A detachment of Militia was dispatched to Four Corners, while the main army under Scott and Morrison pulled into Malone during the evening of the 19th and proceeded to search the neighbourhood for arms and provisions left behind by Wilkinson's forces. The British remained for two days, during which some public buildings were destroyed, although there appears to have been a considerable degree of leniency shown to the local inhabitants. Capturing suitable supplies, they advanced to French Mills while the Militia at Four Corners had arrived early on the morning of the 20th, and soon discovered a large cache of provisions, amounting to 150 to 200 barrels of flour, beef, pork, and whiskey. Moreover, thirty-two civilian teamsters with their sleds and teams were arrested at the local tavern and impressed to haul the freight back to Canada. The militia and their captured prisoners then set out to rendezvous with the main column, burning the bridges behind them. Elements of the forced advanced as far as the Marble River to prevent a messenger from delivering news of the raid to Plattsburgh and Wilkinson's army there.

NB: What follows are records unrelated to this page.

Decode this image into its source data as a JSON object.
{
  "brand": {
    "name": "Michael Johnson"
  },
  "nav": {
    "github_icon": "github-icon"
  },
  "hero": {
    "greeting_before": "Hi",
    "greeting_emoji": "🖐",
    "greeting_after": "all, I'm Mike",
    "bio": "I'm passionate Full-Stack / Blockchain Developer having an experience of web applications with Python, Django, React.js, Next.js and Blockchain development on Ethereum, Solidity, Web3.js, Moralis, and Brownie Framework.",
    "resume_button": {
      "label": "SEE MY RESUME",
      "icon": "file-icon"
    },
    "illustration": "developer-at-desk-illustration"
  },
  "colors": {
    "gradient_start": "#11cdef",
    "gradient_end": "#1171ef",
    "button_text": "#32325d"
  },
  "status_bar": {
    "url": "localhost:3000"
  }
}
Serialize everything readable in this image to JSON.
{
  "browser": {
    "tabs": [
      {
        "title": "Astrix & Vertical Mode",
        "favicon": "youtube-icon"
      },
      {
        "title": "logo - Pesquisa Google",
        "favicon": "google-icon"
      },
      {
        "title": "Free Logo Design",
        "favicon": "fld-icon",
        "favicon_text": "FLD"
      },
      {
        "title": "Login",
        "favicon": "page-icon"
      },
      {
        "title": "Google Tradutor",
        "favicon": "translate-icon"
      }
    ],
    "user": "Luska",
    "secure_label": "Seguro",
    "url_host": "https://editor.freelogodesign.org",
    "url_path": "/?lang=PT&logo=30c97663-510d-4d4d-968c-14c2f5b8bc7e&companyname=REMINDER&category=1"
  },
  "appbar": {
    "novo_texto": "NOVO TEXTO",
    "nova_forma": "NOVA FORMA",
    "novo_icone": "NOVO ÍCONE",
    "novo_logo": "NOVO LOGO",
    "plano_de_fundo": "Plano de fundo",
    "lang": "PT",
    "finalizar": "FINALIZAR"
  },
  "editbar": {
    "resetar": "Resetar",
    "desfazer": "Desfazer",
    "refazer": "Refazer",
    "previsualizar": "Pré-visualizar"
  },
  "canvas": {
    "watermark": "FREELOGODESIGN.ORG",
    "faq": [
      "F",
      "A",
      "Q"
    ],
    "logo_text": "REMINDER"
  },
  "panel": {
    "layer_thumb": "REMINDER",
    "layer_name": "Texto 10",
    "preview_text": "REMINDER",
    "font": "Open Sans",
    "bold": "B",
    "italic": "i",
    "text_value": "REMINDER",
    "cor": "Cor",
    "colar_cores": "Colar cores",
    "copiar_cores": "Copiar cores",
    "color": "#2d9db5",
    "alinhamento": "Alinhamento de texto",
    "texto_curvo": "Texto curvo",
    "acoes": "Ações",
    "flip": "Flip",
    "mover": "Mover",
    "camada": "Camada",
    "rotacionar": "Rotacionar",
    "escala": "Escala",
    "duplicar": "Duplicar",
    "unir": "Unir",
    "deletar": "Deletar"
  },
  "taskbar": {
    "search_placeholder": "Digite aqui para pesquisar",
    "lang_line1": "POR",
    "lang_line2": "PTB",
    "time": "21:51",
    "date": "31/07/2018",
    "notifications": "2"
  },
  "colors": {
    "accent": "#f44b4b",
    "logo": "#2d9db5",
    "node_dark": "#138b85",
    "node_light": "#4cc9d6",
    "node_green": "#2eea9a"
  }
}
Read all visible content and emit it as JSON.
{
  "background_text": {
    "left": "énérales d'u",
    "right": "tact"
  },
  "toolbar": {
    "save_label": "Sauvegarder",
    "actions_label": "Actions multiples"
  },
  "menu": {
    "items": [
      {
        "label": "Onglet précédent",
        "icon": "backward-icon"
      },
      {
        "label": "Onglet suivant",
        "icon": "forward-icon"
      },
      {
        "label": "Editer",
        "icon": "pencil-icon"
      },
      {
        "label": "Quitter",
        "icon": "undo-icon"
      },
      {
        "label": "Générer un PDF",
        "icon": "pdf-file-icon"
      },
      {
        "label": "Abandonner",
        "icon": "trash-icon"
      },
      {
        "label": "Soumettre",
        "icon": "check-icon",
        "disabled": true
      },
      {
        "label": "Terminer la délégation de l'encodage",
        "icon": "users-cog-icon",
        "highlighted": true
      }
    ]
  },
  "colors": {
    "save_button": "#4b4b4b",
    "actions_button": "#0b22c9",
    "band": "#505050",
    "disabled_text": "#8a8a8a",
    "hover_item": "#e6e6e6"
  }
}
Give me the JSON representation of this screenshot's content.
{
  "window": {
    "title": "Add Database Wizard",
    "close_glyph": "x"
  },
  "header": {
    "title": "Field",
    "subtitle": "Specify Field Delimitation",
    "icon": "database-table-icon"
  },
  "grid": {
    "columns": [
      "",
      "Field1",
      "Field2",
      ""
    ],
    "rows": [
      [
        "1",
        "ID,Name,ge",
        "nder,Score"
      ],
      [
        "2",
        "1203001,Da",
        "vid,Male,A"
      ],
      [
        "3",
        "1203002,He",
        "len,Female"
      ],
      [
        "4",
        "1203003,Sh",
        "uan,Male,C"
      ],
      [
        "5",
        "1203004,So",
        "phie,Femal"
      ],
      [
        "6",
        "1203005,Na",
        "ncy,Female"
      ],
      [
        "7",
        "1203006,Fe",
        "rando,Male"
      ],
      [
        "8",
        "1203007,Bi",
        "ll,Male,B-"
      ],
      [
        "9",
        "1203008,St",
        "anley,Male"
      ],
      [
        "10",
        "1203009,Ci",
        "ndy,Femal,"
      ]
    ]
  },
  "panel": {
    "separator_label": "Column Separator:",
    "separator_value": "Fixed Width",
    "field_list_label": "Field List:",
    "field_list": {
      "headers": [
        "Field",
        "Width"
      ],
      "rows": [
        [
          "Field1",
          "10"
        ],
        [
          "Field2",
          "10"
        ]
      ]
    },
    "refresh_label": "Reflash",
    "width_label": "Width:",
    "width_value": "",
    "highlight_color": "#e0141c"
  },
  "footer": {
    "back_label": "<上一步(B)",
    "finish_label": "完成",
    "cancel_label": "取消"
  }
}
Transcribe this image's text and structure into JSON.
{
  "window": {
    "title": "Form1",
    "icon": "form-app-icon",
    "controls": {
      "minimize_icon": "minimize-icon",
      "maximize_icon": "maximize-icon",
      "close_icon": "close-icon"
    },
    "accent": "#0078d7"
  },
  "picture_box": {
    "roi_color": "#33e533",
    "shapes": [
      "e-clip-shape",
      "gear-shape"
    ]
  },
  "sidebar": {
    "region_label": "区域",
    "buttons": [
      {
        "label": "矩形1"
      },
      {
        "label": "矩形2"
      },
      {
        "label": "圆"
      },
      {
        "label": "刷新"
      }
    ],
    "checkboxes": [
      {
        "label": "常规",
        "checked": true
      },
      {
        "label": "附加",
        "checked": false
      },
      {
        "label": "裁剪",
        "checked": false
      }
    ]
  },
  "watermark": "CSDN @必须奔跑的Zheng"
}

Col. Scott learned of large stores of flour at Hopkinton, and he delayed plans to leave French Mills until the flour there could be secured. This was done by another small detachment of regulars and militia. Unfortunately, they only had the means to transport half the flour and a small stand of muskets and thus a portion of the other 150 barrels were distributed to the townspeople, with the rest were destroyed.

Scott and Morrison returned to Cornwall on February 23 with the captured supplies reaching Summerstown at dusk, having lost only one sleigh with its team and cargo to the river when it broke through the ice. The sleighs delivered the cargo to the government storehouse at Cornwall on February 24.

==Aftermath==
The raid was a great British success, denying the Americans vital supplies and weapons while bolstering the defence of the St. Lawrence front. The raid was the last military action along the St. Lawrence front in Upper Canada.

70 British soldiers deserted during the two expeditions, mostly from Col. Scott's 103rd Regiment of Foot.